Esther Griffin White
Women's Suffrage
"A woman has got just as much right to vote as much as a man."
-Esther Griffin White
In 1915, when European powers were at war, the United States was facing many social movements. One of those civil movements was women’s suffrage. The women of the United States had been fighting the government since the end of the American Civil War to get the same right to vote as men. There were two groups of women advocating for women's suffrage, the Suffragists and the Suffragettes. There is a difference between these two groups of women: the suffragists acted through women's organizations, but the suffragettes were more militant. The suffragettes picketed at the White House and their leader was Alice Paul. These women risked their life and were sometimes arrested and brutalized by the police. Women finally got the right to vote in 1920 with the 19th amendment.

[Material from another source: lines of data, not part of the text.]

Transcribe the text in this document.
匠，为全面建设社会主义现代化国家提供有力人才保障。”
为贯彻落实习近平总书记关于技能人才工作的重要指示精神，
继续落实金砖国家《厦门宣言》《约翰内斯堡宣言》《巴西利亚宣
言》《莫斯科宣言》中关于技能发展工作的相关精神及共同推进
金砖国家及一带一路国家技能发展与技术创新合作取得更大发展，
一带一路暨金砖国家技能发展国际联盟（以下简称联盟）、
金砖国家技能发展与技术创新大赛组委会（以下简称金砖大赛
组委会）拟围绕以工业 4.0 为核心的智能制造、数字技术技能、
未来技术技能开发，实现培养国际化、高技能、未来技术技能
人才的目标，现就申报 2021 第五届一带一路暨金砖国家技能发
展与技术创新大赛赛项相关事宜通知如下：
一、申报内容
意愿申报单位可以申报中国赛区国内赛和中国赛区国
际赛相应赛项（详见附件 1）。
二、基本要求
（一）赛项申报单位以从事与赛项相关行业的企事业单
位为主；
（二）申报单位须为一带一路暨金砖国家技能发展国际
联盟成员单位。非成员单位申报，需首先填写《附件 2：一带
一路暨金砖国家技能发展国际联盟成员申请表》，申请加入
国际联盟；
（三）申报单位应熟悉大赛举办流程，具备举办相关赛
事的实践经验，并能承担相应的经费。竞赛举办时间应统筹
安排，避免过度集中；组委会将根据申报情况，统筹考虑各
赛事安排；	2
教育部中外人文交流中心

Esther Griffin White was also a suffragist. She was a valiant defender of this cause. She was a member of the Indiana Women Franchise League, which was a suffrage activist organization from Richmond, Indiana. Sometimes these women organizations lacked funds to undertake certain actions. Esther supported women’s suffrage because she thought by denying suffrage from women, the government was also denying them citizenship. Furthermore, she argued “a woman has got just as much right to vote as much as a man” (Little Paper, May 1, 1915). In 1915, only 12 states granted full suffrage to women. In Indiana, women did not have the right to vote.
During that era, it was hard to find a politician who would risk their career by supporting the cause of women. Indiana Senators Walter McConaha and J. W. Judkins, who was a Representative of Cambridge, both supported women's suffrage. Therefore, Esther urged women to give support to such politicians. On the other hand, there were politicians who were completely against women’s suffrage. Some others even lied to women, saying that they would support their cause and then voted against it. This was the case for Finley H. Gray, who promised women from Shelbyville, Ohio that he would vote for women’s suffrage in Congress, but who voted against it once he got there. Finley H. Gray was forced to vote against it because his party was against the cause. He had to do so if he wanted to keep his office.
The most important word that comes up over and over again when Esther is discussing women’s suffrage is “unity.” She believed that women from the state of Indiana would not be able to achieve their goal without unity. There were two major suffragist organizations in Indiana: the National Suffrage Association and the Congressional Union. The Indiana Women Franchise League was a sub organization of the National Suffrage Association. The two main Indiana suffragist organizations were rivals. Esther thought this was the main reason why women in Indiana were so late to have suffrage. Everywhere else in the United States where women had suffrage, they had united and fought for it. The National Suffrage Association’s approach was to not collaborate with any organization or any political party to reach its goal. The Congressional Union’s method was to ally with a political party to beat the democrats in power, who were rejecting women's suffrage. These two parties had been clashing with each other constantly. Instead, Esther argued that these two organizations should unite in order to get women suffrage.